これらのミームの流行もあり、『Hot Girl Summer』は Billboard Hot 100 にて11位まで登りつめ、MTV Video Music Awards にて「Best Power Anthem」を受賞します。
自身最大のヒットを生んだ彼女は、その翌月に JAY-Z 率いる Roc Nation とマネジメント契約を結びます。
Teyana Taylor 手がけるホラーシリーズ『Hottieween』の制作&出演や、メンフィスの人気ラッパー Moneybagg Yo との交際(現在既に破局済み)など、多方面において話題を欠かすことなく一気にスターダムを駆け上がった彼女は、2020年3月に新作 EP『Suga』をリリースしました。
前述した 1501 Certified Entertainment との確執が原因でニューアルバムのリリースが遅れていた中、突如リリースが決まったこの EP には、Megan のレーベルに対する不満も現れています。
Savage
シンプルなビートと、Pimp C を思わせるスキルフルなラップが特徴的な1曲。反復され耳に残るフックのおかげもあってか Tik Tok においてこの曲を使ったダンスチャレンジが流行し、バイラルヒットしました。
N***as say I taste like sugar, but ain’t s**t sweet
奴らは私のこと砂糖みたいな味って言うけど、私は甘い女じゃない
アウトロのこのフレーズが物語るように、彼女自身がどれだけ「Savage」かを主張する攻撃的な内容の楽曲です。セクシーでセンシティブなリリックが彼女の持ち味なので、是非リリックを追いながら聴いてみてください。
B.I.T.C.H.
続いてご紹介するのは、EP のリードシングル『B.I.C.T.H.』。2PAC の名曲『Ratha Be Ya N***a』を大胆にサンプリングした1曲です。
I’d rather be your B-I-T-C-H (I’d rather keep it real with ya)

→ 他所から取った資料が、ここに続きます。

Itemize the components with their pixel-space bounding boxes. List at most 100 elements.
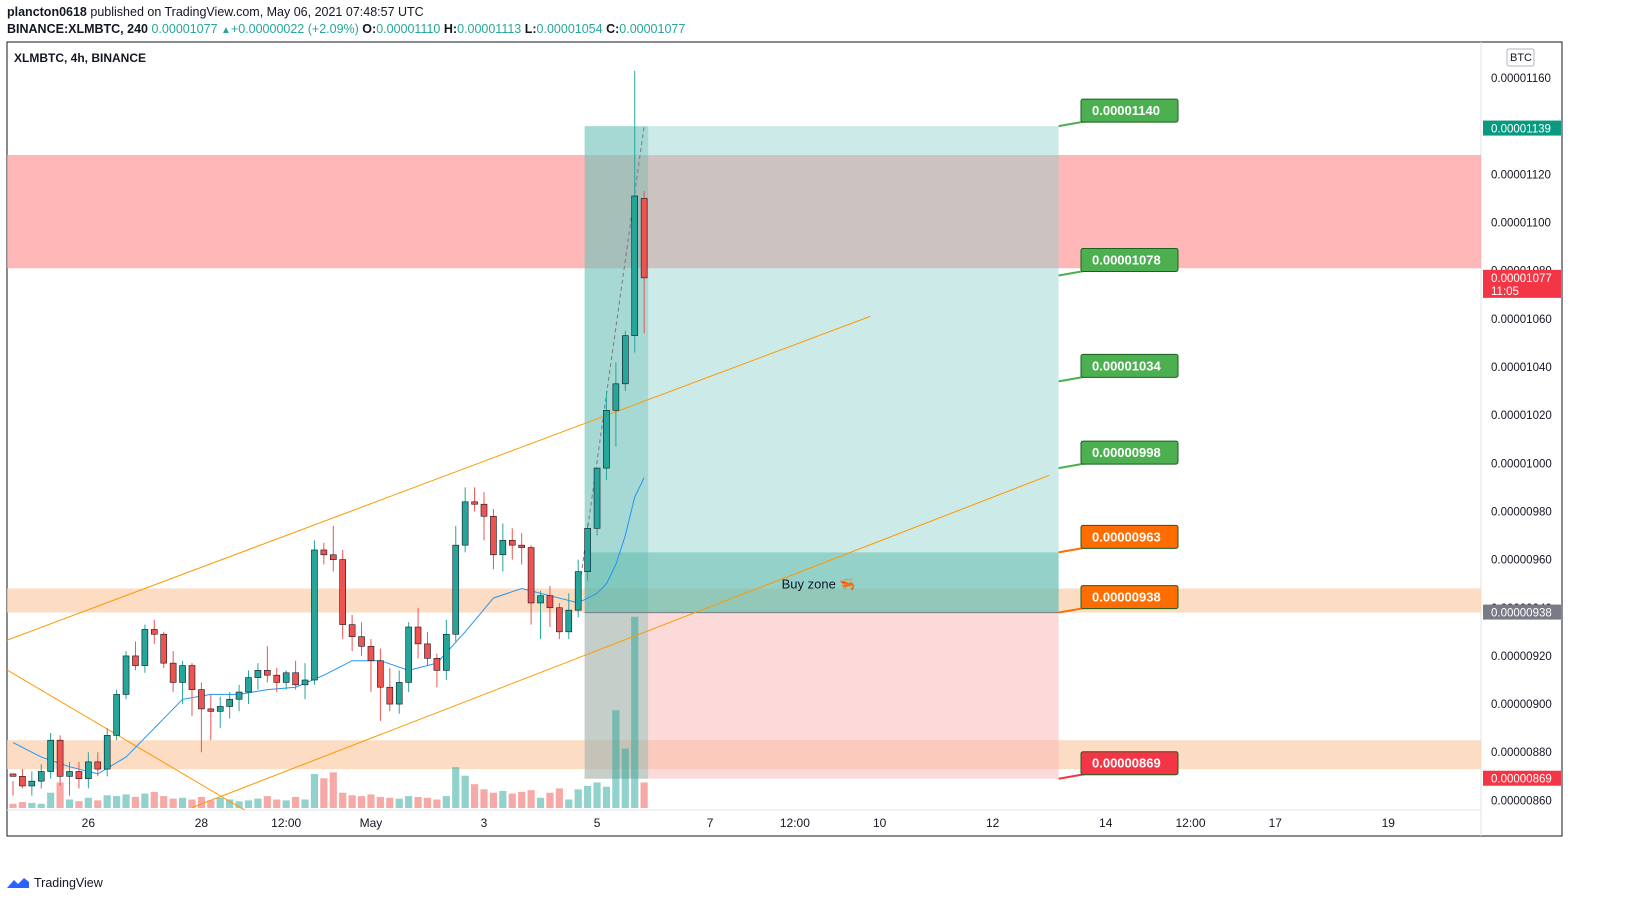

私はあなたの「Bitch」でいたい(あなたに正直でありたい)
‘Cause that’s what you gon’ call me when I’m trippin’ anywayだって私がハイになってるとき、あなたがそう呼ぶから
You know you can’t control me, baby, you need a real one in your lifeあなたは私をコントロールできない あなたの人生にはリアルなビッチが必要なんだ
Them bitches ain’t gon’ give it to you rightあんなビッチ共ではダメだ
2PAC のライン「I’d rather be ya N-***-A」をそのまま引用したフック。まさに『Ratha Be Ya N***a』を女性目線で書き直したような1曲で、彼女のヒップホップ愛と乙女心を同時に楽しむことができる作品です。
Crying in the Car
The Neptunes(Pharrell Williams & Chad Hugo)プロデュースによる声ネタが印象的なトラックと、オートチューンを効かせた Megan の甘いヴォーカルが印象的な楽曲。
Please don’t give up on me, Lord, Lord
神様、どうか私を見捨てないでください
Promise to keep goin’ hard, hard頑張り続けることを誓うから
All of them nights that I cried in the car車の中で泣いた夜もあったけど
All them tears turned into ice on my armsその涙が、私の腕のジュエリーに変わったの
真面目で努力家な彼女の一面が見られるリリックも最高です。
この EP『Suga』は9曲というボリュームながらも、地元 H-Town 愛溢れる楽曲から大ネタ使いのトラック、売れ線ソングまで、ヒップホップファンにはたまらない傑作に仕上がっています。
おわりに
今回は、本日デビューアルバム『Good News』をリリースした Megan Thee Stallion の生い立ちやキャリア、魅力についてまとめてみました。
もはや「フィメールラッパー」という言葉で一括りにするのはナンセンスと言えるほど、スキルフルなラップやインパクトのあるリリックを届ける魅力的なラッパー Megan Thee Stallion。そんな彼女から今後もますます目が離せなくなりそうです。